AS a rookie investor, one of the most common tips you might have gotten is to diversify your investments. But what does it mean exactly and how do you get down to it? Let's dive deeper into the nitty-gritty of diversification.
What is diversification?
Diversification is a risk management strategy where you spread out your investments across different areas to reduce risks. Think: Don't put all your eggs in one basket.
A well-diversified portfolio will help smoothen the volatility from market influences to ensure you won't lose all your investments when there are major market movements as a result of economic events such as financial crises.
The idea is to ensure that any negative returns from one component of your portfolio can be cushioned by another portion. Also, your portfolio should stand to benefit in one way or another regardless of the economic environment. This is because various asset classes across different industries or geographies react differently to economic events.
Take the Covid-19 pandemic as an example. When the virus first hit the shores of Singapore, airline and travel-related stocks bore the brunt of the impact. But there were also stocks that we know of as pandemic beneficiaries.
Recall the grocery-hoarding frenzy at the start of the pandemic when toilet paper became a prized commodity? That resulted in supermarket stocks such as Sheng Siong and Dairy Farm International (the operator of Cold Storage and Giant, among others) registering significant gains.
A portfolio with investments across different industries would therefore not have been too hard hit by the pandemic. Diversification should, on average, yield higher long-term returns versus putting all your money in a single stock.
How do you do it?
- The top-down approach
This involves looking at how economic factors will affect the overall market in order to sieve out the best stocks to invest in. Investors with a top-down approach will also look at how a particular sector or country is performing based on macroeconomic factors such as interest rates, prices of commodities or even long-term trends such as digitalisation and sustainability.
- The bottom-up approach
This approach places less emphasis on macroeconomic factors and trends, and instead delves deeper into the fundamentals of a stock. Some common metrics include a company's financial ratios, earnings growth, dividend yield and cash flow.
- Combining both approaches through funds
Besides using these approaches to pick individual stocks for your portfolio, you can also use them to build a portfolio of passive exchange-traded funds (ETFs) and/or actively managed funds.
Actively managed mutual funds all have mandates: parameters that determine how funds will be managed. The mandate usually includes either a top-down or bottom-up approach, or sometimes both.
A passive ETF, on the other hand, tracks an index.
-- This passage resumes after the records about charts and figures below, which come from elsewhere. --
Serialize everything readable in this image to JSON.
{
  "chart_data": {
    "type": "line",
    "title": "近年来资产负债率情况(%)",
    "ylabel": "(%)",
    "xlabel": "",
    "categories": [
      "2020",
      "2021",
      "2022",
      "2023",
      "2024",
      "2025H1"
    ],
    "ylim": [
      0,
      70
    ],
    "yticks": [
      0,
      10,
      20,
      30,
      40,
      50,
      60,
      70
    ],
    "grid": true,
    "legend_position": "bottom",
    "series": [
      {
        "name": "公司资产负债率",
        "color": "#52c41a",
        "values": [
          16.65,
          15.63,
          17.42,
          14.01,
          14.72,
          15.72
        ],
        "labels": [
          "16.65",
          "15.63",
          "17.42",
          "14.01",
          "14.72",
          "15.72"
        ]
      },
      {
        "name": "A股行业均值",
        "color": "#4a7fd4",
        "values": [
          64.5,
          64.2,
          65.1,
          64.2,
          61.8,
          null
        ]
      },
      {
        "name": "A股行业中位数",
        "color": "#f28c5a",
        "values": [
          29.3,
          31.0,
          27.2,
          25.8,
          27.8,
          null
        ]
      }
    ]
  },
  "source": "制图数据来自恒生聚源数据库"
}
Indices are predominantly top-down in their approach, although some may include bottom-up factors.
You can therefore combine the top-down and bottom-up approaches in a portfolio by selecting a combination of both actively managed mutual funds and passive ETFs.
Which to go with?
For investors who are looking for cost-effectiveness, passive investing might be a good option. You may not get outsized returns; but hey, you won't be lagging the market either.
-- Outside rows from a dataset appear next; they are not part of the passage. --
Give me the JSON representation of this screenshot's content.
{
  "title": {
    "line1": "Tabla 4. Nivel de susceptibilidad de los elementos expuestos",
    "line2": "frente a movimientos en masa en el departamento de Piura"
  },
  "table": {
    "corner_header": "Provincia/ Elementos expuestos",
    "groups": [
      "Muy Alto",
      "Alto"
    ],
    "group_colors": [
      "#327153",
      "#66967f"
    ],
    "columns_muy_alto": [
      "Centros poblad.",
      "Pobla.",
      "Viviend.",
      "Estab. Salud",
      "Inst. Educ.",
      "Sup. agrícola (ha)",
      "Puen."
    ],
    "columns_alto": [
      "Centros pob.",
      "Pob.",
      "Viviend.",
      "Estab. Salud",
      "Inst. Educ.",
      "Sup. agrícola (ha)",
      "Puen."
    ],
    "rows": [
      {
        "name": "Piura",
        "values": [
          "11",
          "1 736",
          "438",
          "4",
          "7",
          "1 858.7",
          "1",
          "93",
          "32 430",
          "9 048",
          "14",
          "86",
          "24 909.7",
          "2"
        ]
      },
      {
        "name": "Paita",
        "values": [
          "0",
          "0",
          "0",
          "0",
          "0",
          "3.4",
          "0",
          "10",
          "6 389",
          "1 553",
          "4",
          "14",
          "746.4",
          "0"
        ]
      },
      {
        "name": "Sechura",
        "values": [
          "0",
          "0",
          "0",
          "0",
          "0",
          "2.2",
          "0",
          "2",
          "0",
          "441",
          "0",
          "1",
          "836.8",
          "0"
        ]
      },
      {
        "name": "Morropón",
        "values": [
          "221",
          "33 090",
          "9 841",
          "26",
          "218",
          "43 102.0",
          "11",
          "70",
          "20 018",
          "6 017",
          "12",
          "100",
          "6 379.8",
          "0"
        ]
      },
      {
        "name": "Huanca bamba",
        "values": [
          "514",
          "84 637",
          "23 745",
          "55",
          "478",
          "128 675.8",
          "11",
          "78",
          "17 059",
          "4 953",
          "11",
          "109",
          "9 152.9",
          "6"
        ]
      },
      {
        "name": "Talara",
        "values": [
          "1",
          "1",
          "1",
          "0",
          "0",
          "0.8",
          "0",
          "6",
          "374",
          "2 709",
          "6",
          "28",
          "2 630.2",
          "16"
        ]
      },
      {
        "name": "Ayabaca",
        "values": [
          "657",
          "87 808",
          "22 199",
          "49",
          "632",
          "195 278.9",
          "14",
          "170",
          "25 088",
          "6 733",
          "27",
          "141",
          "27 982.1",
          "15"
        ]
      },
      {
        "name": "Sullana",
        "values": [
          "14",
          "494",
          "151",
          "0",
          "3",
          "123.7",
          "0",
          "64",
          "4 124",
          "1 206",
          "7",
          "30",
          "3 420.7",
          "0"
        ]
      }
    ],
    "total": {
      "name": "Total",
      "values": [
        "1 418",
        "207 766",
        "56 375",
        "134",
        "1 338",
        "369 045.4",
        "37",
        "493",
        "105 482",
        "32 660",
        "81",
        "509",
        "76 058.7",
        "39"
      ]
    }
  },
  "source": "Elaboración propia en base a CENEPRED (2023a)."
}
The average annual return of the S&P 500 over the last 40 years is nearly 12 per cent, while the average annual return of the STI since its revamp in 2008 is close to 8 per cent - pretty decent compared with simply leaving your money untouched.
This doesn't mean actively managed funds aren't useful. If you are just starting out with not much to spare, passive investment makes more sense than taking on the risks of trying to beat the market.
But over time, you can also look to complement your passive investments with active funds to generate additional returns. Such funds have their place in a portfolio too, as long as that portfolio is a diversified one.
It is tempting to allocate a huge amount of money in the hopes of making the right bet on the "next big thing". Indeed, there are some individual stocks that are capable of generating above-average returns. Tesla, for instance, is one stock that managed to outperform the S&P 500 index in 2020. The S&P 500 in 2020 gained 16.3 per cent while Tesla was up 695 per cent.
But the reality is that we can never be certain whether today's stock market gems will continue to deliver in the next 20 to 40 years. Take American multinational company General Electric, once considered a market darling, as an example. As at July 23, its share price was only about a quarter of what it was worth back in its heyday in 2000.